また、SC内で危険な場所はどこかというと、お店のウインドウなどガラスがあるところやエレベーター、上から落下物がある恐れのある吹き抜け部分だ。エスカレーターは前述の通り落下の危険性があるので、階段がわりにするのは絶対にやめてほしい。
ガラスの破損や落下物の恐れがない場所や、建物の躯体に接合し、倒れる恐れのない壁(例えば構造壁)側に避難し、頭を守って揺れが収まるのを待つのが安全だろう。
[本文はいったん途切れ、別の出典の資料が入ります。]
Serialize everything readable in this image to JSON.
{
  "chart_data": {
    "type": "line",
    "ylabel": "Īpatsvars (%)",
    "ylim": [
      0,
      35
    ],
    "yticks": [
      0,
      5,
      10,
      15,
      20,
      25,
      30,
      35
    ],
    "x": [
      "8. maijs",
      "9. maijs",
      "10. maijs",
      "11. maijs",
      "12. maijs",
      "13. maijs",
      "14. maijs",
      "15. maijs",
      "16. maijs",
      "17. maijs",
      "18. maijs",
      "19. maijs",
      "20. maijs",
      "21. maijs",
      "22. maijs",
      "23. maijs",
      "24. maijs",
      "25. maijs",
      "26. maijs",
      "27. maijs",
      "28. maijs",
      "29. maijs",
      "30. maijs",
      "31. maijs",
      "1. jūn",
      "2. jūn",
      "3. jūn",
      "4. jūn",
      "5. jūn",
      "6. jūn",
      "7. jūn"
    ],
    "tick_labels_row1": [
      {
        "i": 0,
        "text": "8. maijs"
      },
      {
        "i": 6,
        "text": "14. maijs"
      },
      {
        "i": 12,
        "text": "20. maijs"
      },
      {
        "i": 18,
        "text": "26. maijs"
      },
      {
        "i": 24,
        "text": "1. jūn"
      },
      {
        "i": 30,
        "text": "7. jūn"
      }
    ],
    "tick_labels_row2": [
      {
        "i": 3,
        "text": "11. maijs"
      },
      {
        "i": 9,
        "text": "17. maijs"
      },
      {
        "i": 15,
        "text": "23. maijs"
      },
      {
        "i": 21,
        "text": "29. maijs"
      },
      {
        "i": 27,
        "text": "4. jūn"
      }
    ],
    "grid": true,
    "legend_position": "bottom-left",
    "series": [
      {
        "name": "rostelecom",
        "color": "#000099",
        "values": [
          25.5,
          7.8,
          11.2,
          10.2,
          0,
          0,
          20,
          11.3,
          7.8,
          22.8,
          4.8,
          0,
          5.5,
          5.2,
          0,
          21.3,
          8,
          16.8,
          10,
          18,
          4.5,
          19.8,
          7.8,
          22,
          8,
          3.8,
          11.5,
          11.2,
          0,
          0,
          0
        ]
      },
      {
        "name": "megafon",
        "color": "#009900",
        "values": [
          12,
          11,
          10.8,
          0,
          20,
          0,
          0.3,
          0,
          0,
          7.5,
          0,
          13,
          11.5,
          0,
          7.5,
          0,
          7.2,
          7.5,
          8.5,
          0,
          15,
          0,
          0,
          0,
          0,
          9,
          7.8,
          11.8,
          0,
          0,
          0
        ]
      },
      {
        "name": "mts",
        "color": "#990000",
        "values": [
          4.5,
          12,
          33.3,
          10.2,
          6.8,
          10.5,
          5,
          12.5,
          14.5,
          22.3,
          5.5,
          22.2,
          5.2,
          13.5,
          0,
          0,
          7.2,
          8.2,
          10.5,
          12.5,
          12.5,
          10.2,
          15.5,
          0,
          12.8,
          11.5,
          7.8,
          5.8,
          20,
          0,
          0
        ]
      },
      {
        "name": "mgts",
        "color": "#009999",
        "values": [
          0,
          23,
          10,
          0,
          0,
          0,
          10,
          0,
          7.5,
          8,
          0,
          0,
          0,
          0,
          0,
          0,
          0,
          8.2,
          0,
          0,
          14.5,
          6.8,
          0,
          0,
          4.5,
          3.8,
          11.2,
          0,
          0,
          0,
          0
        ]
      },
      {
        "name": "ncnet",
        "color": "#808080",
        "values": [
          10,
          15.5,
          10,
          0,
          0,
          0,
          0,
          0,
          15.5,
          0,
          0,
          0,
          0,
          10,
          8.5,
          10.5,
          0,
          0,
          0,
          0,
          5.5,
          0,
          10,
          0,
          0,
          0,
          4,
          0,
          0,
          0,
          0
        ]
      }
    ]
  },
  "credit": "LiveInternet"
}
熊本での地震発生時、モール内には約3000人の来店客と約1500人の従業員がいたという。これだけの人数をパニックに陥らせず、屋外へ全員避難させたモール側の誘導体制について、筆者は非常に高く評価している。
実は、あのような巨大なモールであっても、平日であればデベロッパー側の事務所スタッフ(テナント従業員や清掃・警備スタッフを除いたモールの従業員)は10人前後しかいないことが多い。そのため、避難誘導はテナントの従業員との連携が不可欠になる。
大体のSCの避難マニュアルでは、各店舗の従業員が自店や近くの通路にいる客を避難口まで誘導する役割を担う。一方、モールの従業員は、トイレや授乳室、従業員休憩室などの共有部に取り残された人がいないかを確認して、最後に自分たちも避難するという役割分担ができているのだ。
商業施設において、モール従業員の安全確保の優先順位は「第1にお客様、次にテナント従業員、最後に自社の社員」である。
商業施設では消防法で年2回の避難訓練が義務付けられており、イオンモールも火災や消火の訓練をしっかりと実施していたからこそ、客の避難誘導に関して極めて高いレベルで完了していた。
「全従業員2700人」の安否確認がスピーディに行われた
さらに驚くべきは、イオンがテナントも含めた全従業員に向けて安否確認のメールを一斉送信していたことだ。近年は個人情報保護の観点から、デベロッパー側はテナントの店長クラスの連絡先しか把握していないことも多い。有事の際にはテナントの店長または副店長経由で、各従業員の安否を聞き取る形をとるデベロッパーもまだ多いだろう。
全従業員に直接メールを送れる体制を構築し、同店の約2700人という人数の安否を即座に把握できた点は、徹底された危機管理体制の賜物だと思う。